Os dois mosqueteiros com os quais já travamos conhecimento e que tinham os dois últimos destes três nomes deixaram imediatamente os grupos de que faziam parte e dirigiram-se para o gabinete, cuja porta se voltou a fechar atrás deles assim que transpuseram o limiar.
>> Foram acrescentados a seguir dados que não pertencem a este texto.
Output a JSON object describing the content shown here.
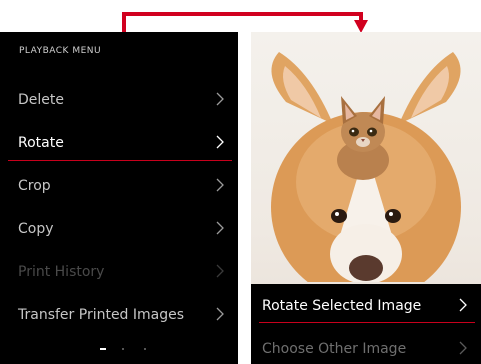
{
  "menu": {
    "title": "PLAYBACK MENU",
    "items": [
      {
        "label": "Delete"
      },
      {
        "label": "Rotate"
      },
      {
        "label": "Crop"
      },
      {
        "label": "Copy"
      },
      {
        "label": "Print History"
      },
      {
        "label": "Transfer Printed Images"
      }
    ]
  },
  "submenu": {
    "items": [
      {
        "label": "Rotate Selected Image"
      },
      {
        "label": "Choose Other Image"
      }
    ]
  },
  "colors": {
    "accent": "#c8001c",
    "panel_bg": "#000000"
  },
  "icons": {
    "arrow": "flow-arrow-icon",
    "chevron": "chevron-right-icon"
  }
}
O seu porte, embora não fosse o de quem está absolutamente tranquilo, excitou no entanto pela sua naturalidade, ao mesmo tempo cheia de dignidade e de submissão, a admiração de D’Artagnan, que via naqueles homens semideuses e no seu chefe um Júpiter olímpico armado de todos os seus raios.

Quando os dois mosqueteiros entraram, quando a porta se fechou atrás deles, quando o murmúrio de colmeia da antecâmara, à qual o chamamento que acabava de ser feito dera sem dúvida novo alimento, recomeçou, quando por fim o Sr. de Tréville passeou três ou quatro vezes, silencioso e de sobrolho franzido, a todo o comprimento do seu gabinete, passando todas as vezes diante do Porthos e Aramis, hirtos e mudos como numa parada, e parou de súbito diante deles, nem um nem outro imaginava o que os esperava quando lhes perguntou depois de os medir dos pés à cabeça com um olhar irritado:

— Sabe o que me disse o rei ainda ontem à noite? — gritou. — Sabem senhores?
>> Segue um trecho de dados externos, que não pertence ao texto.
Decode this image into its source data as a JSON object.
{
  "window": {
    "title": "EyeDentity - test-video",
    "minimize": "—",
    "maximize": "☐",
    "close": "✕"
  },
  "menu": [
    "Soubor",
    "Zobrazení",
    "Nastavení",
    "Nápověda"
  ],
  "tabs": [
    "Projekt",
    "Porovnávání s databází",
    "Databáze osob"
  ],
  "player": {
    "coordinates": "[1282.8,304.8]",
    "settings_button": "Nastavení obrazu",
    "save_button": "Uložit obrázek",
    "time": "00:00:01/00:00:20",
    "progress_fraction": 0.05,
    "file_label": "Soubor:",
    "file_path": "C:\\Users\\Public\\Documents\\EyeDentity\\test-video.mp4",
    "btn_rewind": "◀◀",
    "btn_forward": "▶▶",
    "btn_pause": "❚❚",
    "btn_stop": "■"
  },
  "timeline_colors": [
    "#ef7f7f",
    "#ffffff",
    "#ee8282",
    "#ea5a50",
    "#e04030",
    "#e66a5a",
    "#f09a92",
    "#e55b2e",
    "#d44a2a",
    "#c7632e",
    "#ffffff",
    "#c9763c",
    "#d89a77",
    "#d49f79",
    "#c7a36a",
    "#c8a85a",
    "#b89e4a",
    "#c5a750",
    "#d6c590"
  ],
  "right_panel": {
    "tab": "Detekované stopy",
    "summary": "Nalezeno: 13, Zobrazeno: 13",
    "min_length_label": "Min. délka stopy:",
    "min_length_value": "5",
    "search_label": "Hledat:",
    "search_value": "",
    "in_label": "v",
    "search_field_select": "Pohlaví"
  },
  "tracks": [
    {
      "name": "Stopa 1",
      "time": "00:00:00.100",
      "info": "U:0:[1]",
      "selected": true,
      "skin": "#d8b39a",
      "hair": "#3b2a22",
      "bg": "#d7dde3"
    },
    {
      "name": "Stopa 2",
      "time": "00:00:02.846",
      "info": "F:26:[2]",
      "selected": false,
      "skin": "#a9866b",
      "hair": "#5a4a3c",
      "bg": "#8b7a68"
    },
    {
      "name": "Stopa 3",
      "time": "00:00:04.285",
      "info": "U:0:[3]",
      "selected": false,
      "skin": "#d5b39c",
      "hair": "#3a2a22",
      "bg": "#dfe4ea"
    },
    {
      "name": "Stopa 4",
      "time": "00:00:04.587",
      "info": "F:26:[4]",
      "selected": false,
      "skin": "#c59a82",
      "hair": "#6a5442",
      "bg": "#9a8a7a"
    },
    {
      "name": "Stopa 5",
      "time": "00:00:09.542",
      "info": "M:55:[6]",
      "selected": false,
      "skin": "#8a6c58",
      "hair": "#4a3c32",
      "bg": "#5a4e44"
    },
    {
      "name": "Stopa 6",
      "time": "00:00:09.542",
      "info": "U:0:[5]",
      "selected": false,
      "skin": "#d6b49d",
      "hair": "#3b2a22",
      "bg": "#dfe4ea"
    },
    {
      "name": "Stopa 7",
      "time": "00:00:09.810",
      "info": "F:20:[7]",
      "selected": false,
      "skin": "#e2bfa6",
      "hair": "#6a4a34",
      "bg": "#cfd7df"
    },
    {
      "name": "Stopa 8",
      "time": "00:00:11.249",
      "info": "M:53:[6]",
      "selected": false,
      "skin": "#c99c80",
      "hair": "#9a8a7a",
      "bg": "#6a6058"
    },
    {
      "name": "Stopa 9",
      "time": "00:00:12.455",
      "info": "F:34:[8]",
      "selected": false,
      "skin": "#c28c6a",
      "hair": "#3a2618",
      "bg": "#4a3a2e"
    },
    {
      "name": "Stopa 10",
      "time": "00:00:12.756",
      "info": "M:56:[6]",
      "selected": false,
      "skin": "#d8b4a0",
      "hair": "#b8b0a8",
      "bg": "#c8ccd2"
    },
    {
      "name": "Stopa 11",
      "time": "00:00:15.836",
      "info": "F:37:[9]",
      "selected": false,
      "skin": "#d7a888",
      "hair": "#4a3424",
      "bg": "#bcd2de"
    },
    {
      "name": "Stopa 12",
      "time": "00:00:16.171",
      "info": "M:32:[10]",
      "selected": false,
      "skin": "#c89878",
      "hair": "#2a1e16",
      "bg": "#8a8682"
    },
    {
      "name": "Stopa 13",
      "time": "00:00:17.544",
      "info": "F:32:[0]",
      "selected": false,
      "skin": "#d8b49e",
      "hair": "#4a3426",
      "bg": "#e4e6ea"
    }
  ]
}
— Não — responderam após um instante de silêncio os dois mosqueteiros. — Não, senhor, nós não sabemos.

— Mas espero que nos conceda a honra de nos dizer — acrescentou Aramis, no seu tom mais delicado e com a mais graciosa reverência.

— Disse-me que no futuro recrutaria os seus mosqueteiros entre os guardas do Sr. Cardeal!
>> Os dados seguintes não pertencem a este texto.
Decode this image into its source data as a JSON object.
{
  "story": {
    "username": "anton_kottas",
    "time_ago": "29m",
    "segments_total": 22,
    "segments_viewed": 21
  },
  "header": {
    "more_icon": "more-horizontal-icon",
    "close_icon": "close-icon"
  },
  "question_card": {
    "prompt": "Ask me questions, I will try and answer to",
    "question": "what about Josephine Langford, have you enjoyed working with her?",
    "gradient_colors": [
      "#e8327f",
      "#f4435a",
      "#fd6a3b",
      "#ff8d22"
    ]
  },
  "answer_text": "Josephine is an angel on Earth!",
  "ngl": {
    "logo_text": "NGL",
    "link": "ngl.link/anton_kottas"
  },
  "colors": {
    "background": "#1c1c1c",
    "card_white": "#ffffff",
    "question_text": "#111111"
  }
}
— Entre os guardas do Sr. Cardeal?... E porquê? — perguntou vivamente Porthos.

— Porque bem via que a sua água-pé necessitava de ser espevitada com uma mistura de bom vinho.

Os dois mosqueteiros coraram até à raiz dos cabelos. D’Artagnan não sabia onde estava e desejaria encontrar-se a cem pés de profundidade.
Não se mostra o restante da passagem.